The actor had to pause for several moments while the audience laughed darkly. It’s San Francisco, so it was an audience sympathetic to the particular critique embedded in that line. I’d be very interested to know how it plays at other stops on the tour… if they even leave the line in?

But that moment, and then the performance of “A Puzzlement” right after it, really drove home how political even the classics of musical theater are. I mean, they might seem simple or problematic by today’s standards, but with shows like The Sound of Music or The King & I, Rodgers and Hammerstein presented some fairly topical critiques alongside their earwormy tunes.

The King & I is banned in Thailand for its presentation of King Mongkut as, to paraphrase the Wikipedia article, “a polka-dancing tyrant,” and for the suggestion of a romance between British Anna Leonowens and King Mongkut (though… interesting fact we learned… Anna was likely Anglo-Indian and hid her descent to avoid prejudice against her and her children). However, the show, for its time and genre, makes a solid attempt to give Mongkut layers and to address issues of colonialism in SE Asia even as it critiques human rights issues in SE Asian countries. Yul Brynner (Russian, btw, so there’s a valid yellowface crit to be made against the original productions) was definitely a reason that the King is such an iconic character for many lovers of these classics, but I think the actual conflicts that King Mongkut struggles with in the show are a reason he endures as a memorable character long after Brynner retired from the role.

I’ve been chewing on these thoughts the past two days, thinking maybe I’d write a post about them, and then Mike Pence went to see Hamilton, and the intersectional cast of PoC, LGBT people, and women voiced a critique and a plea to Pence at the end of the show. They could have done something else. They could have refused to perform for the pleasure of a man who has spent his life and political power ensuring that these actors and people like them will be treated as less than human. They didn’t, possibly because they recognized that Pence was only one person in an audience of people who don’t share his prejudice or history of oppressive action, an audience of people they wanted to perform for.

But to expect them to be silent and happy performing for such a man…? No. It’s a sickening thought. If I was one of those actors, expected to perform at the behest of a man who viewed and treated them as subhuman… I would have spoken out, too.
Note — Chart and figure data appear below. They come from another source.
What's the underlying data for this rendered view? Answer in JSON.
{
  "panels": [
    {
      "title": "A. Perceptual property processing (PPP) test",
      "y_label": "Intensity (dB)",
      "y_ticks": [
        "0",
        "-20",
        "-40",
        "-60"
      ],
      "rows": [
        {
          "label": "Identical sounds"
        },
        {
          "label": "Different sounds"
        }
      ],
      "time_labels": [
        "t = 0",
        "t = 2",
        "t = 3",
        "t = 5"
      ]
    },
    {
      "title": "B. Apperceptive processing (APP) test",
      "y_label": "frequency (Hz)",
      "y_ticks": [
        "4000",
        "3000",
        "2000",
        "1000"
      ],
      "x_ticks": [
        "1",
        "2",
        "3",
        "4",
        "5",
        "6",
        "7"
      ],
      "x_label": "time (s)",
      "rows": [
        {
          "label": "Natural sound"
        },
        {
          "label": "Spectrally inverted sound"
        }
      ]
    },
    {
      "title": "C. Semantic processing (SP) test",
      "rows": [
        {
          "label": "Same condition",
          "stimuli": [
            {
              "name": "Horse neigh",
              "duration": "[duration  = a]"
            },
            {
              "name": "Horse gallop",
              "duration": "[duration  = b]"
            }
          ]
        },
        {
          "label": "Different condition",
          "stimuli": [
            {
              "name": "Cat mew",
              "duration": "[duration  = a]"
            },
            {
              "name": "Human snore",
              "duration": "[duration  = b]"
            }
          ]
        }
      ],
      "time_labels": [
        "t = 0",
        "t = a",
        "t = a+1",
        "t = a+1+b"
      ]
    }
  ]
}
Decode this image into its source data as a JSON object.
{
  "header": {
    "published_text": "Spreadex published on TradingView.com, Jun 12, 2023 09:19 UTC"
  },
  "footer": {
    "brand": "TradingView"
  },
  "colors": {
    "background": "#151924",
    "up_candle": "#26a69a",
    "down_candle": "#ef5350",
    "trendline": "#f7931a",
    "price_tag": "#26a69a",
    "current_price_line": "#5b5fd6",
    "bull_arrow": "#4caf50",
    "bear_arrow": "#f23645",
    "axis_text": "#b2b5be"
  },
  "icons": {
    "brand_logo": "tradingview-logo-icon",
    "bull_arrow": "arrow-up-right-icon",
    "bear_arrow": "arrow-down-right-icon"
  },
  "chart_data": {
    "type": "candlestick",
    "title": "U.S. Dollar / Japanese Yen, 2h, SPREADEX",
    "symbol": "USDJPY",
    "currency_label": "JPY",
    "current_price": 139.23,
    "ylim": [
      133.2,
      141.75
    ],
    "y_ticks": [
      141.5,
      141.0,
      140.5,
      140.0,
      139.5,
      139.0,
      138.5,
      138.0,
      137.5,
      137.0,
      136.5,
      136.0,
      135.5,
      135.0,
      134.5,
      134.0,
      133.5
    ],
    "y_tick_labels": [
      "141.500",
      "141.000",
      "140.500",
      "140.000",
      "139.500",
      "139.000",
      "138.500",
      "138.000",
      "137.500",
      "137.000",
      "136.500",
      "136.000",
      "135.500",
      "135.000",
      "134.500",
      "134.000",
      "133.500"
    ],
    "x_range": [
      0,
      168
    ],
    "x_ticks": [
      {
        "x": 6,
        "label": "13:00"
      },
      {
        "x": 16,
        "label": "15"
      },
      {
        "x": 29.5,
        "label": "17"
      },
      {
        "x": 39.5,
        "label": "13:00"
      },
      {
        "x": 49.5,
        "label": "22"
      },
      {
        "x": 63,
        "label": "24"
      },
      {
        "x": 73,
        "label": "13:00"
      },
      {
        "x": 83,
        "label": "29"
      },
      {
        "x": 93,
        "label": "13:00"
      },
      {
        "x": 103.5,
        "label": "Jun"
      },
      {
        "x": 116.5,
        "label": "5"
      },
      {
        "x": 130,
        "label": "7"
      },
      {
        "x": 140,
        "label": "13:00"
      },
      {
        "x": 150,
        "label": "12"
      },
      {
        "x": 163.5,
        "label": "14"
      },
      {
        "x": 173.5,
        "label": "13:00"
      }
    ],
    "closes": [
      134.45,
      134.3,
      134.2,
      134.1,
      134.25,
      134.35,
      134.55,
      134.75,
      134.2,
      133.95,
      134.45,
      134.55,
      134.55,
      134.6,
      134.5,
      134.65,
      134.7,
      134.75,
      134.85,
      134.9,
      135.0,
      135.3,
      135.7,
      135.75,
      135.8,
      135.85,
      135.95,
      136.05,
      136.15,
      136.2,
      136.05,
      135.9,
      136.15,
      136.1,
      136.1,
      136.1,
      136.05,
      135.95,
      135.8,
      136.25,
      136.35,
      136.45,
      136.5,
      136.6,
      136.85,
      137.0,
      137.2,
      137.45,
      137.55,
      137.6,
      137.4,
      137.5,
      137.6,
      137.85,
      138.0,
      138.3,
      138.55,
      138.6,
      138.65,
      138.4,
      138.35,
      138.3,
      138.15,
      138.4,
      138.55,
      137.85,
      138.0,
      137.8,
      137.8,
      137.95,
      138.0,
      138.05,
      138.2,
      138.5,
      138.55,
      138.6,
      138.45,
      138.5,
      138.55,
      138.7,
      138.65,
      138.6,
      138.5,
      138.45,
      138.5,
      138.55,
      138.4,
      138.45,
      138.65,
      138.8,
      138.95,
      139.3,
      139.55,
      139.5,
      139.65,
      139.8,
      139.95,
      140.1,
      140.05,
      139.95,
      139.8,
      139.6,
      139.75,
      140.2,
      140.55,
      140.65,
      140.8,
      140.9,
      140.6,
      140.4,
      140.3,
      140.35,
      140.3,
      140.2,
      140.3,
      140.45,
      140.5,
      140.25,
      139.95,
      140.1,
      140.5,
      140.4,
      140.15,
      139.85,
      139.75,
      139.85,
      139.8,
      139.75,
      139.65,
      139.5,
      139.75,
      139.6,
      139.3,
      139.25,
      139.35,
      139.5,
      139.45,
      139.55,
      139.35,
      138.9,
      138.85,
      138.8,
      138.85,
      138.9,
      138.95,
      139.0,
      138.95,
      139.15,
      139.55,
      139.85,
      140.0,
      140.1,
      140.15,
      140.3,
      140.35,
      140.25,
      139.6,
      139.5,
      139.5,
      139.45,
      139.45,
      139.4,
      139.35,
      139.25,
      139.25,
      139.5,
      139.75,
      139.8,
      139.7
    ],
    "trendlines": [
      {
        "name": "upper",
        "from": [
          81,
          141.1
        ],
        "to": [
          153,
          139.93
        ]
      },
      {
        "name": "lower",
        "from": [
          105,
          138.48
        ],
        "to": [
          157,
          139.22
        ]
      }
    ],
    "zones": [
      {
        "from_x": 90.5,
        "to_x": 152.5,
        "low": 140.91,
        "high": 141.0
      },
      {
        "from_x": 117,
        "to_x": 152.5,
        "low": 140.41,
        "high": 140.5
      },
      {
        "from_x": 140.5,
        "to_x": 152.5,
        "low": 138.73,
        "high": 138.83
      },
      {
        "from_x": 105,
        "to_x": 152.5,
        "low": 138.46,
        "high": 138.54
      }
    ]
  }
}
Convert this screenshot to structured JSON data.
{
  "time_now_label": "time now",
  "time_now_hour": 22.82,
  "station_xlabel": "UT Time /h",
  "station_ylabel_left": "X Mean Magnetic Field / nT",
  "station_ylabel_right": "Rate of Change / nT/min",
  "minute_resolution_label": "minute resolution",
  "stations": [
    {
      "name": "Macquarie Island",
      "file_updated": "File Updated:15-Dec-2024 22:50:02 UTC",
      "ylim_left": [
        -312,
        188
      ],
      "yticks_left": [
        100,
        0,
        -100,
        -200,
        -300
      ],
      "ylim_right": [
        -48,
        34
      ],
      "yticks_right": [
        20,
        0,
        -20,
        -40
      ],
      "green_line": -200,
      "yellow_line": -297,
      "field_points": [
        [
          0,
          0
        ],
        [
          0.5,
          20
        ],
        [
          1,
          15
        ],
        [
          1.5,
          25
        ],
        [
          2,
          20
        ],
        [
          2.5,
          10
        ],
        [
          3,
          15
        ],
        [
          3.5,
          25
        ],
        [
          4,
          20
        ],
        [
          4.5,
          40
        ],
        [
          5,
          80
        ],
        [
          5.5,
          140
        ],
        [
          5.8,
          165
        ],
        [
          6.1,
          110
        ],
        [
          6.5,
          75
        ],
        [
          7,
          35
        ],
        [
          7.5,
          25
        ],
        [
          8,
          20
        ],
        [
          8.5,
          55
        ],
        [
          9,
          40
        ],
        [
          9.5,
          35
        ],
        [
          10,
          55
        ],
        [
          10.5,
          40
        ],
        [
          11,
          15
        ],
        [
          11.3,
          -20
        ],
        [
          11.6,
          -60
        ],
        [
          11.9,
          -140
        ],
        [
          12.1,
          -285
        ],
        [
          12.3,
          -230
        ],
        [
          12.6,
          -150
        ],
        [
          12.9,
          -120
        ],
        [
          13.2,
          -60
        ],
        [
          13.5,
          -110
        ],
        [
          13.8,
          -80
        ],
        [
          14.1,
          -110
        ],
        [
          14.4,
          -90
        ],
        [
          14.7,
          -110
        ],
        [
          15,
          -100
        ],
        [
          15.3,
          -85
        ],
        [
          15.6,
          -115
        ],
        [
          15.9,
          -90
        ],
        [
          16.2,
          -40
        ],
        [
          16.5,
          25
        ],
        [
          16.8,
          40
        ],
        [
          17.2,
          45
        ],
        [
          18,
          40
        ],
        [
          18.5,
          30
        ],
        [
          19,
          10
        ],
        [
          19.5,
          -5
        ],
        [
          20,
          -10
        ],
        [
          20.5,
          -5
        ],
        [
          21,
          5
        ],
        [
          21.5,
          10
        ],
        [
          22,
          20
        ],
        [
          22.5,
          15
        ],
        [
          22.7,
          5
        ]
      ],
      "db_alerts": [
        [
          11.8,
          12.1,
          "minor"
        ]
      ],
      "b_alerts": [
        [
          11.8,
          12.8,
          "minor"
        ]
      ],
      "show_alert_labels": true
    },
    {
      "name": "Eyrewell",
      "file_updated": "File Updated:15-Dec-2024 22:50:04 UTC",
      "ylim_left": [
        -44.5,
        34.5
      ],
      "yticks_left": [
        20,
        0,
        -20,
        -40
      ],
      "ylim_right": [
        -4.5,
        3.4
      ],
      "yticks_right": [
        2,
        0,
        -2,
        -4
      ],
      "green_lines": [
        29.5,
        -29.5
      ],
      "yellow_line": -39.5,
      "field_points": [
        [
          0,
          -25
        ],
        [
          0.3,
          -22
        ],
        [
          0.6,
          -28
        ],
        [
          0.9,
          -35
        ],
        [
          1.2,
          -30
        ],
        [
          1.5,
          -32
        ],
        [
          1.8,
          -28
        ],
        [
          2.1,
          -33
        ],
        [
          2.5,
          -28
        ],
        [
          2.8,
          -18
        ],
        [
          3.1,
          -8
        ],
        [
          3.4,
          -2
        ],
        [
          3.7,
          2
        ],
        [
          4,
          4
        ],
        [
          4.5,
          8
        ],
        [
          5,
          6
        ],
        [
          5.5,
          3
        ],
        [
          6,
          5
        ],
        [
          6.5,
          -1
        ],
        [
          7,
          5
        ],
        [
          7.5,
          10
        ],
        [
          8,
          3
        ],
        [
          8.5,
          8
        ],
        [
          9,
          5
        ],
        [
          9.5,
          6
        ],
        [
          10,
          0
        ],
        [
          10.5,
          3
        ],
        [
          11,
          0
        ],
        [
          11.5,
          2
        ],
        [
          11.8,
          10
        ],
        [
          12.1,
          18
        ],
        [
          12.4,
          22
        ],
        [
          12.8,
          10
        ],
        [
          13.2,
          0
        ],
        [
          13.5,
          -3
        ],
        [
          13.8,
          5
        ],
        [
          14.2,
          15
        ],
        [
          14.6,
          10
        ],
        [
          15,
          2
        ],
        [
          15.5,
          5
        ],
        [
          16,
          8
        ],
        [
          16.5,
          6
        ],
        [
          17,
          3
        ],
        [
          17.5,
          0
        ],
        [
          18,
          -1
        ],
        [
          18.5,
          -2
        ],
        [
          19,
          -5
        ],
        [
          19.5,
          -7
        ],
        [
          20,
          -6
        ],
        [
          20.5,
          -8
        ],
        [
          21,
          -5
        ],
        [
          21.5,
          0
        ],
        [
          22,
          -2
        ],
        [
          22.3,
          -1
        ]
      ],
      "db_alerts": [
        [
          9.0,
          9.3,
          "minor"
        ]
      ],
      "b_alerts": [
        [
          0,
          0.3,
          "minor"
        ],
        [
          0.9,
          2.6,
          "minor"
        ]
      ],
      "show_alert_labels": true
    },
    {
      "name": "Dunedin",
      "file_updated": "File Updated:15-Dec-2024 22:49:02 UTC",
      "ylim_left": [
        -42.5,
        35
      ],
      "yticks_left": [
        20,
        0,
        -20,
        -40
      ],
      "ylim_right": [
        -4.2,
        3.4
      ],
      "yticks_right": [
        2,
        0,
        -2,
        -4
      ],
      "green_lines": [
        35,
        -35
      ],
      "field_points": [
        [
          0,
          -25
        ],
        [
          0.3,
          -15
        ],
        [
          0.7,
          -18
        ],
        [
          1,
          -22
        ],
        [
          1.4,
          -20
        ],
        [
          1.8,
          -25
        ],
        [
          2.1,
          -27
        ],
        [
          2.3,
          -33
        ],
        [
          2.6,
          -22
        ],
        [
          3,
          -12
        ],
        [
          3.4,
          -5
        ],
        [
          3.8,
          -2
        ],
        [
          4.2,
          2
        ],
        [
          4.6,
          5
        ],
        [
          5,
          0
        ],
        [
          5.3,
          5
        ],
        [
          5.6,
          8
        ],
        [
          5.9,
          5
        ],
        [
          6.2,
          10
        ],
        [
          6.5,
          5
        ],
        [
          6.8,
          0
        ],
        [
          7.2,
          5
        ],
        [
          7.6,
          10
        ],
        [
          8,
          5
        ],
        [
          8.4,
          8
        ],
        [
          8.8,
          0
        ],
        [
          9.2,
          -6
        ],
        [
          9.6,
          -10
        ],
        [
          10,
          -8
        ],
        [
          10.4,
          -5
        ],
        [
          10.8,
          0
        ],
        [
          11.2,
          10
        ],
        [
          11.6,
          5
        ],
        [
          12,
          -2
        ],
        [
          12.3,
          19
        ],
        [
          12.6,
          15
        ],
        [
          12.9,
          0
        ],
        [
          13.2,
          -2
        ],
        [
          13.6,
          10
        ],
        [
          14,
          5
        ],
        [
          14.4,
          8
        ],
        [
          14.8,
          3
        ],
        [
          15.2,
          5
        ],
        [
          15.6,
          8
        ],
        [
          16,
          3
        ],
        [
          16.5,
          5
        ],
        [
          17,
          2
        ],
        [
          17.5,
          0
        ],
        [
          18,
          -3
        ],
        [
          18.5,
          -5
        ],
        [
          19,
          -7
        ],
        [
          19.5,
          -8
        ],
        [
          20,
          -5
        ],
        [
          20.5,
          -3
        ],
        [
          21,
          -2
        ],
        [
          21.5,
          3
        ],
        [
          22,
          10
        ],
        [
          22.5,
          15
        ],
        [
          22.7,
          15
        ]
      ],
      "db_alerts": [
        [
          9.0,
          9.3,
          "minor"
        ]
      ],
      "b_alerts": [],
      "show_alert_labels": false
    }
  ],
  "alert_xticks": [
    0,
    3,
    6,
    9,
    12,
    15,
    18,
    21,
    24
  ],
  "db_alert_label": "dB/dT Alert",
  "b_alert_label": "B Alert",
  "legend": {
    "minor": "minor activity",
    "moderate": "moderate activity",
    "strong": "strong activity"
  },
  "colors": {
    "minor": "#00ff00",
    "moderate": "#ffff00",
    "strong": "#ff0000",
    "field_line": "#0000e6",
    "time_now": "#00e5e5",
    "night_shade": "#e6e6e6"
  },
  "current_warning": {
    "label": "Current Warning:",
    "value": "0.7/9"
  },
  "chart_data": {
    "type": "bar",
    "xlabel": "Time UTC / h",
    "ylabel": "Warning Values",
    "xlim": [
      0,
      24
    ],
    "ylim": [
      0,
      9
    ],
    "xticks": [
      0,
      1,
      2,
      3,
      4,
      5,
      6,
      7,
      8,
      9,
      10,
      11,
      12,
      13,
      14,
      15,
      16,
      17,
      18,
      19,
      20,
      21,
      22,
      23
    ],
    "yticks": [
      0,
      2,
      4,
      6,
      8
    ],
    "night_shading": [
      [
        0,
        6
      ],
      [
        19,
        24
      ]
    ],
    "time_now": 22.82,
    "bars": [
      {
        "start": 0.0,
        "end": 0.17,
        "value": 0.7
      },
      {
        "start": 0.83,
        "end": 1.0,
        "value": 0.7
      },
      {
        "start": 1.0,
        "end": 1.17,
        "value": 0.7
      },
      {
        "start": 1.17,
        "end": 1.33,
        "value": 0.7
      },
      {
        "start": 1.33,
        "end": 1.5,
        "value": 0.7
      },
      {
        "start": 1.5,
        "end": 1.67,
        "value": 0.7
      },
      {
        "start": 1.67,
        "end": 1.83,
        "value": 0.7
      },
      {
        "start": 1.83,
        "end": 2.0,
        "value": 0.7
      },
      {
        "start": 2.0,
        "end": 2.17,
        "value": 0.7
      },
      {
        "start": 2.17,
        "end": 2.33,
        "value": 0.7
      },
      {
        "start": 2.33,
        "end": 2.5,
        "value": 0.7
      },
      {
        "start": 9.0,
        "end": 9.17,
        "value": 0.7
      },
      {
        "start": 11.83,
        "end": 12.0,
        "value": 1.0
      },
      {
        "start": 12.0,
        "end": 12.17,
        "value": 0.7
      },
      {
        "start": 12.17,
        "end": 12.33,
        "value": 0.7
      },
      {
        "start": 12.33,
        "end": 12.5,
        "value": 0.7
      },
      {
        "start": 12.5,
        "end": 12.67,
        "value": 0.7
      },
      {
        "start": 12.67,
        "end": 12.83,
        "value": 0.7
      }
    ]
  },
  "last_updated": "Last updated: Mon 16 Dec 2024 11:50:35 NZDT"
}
Like Tuptim speaks out to the King at the end of The Small House of Uncle Thomas:

TUPTIM: Topsy glad that Simon die, Topsy dance for joy! I tell you what Harriet Beecher Stowa say that Topsy Topsy say:
“I specks I’se de wickedest critter in de world!”
But I do not believe that Topsy is wicked critter. Because I too am glad for death of King. Of any King who pursues a slave who is unhappy and wish to join her lover. And your Majesty, I wish to say to you…

[King rises in anger, silencing Tuptim]

Your Majesty, and honourable guests! I will tell you end of story. Is very sad ending. Buddha has saved Eliza. But with the blessings of Buddha also come sacrifice.

Hah. See. We come full circle.

Art is not apolitical. Critique is not harassment. And I applaud the Hamilton cast, a cast of one of the most political shows ever to come out of the musical theater tradition, for saying, politely, that the tyrant in their audience – polka-dancing or not – should consider whether it’s right to enjoy the work and efforts of those actors when he has a history of using his power and position to dehumanize and oppress them and is in a position now to do much, much worse.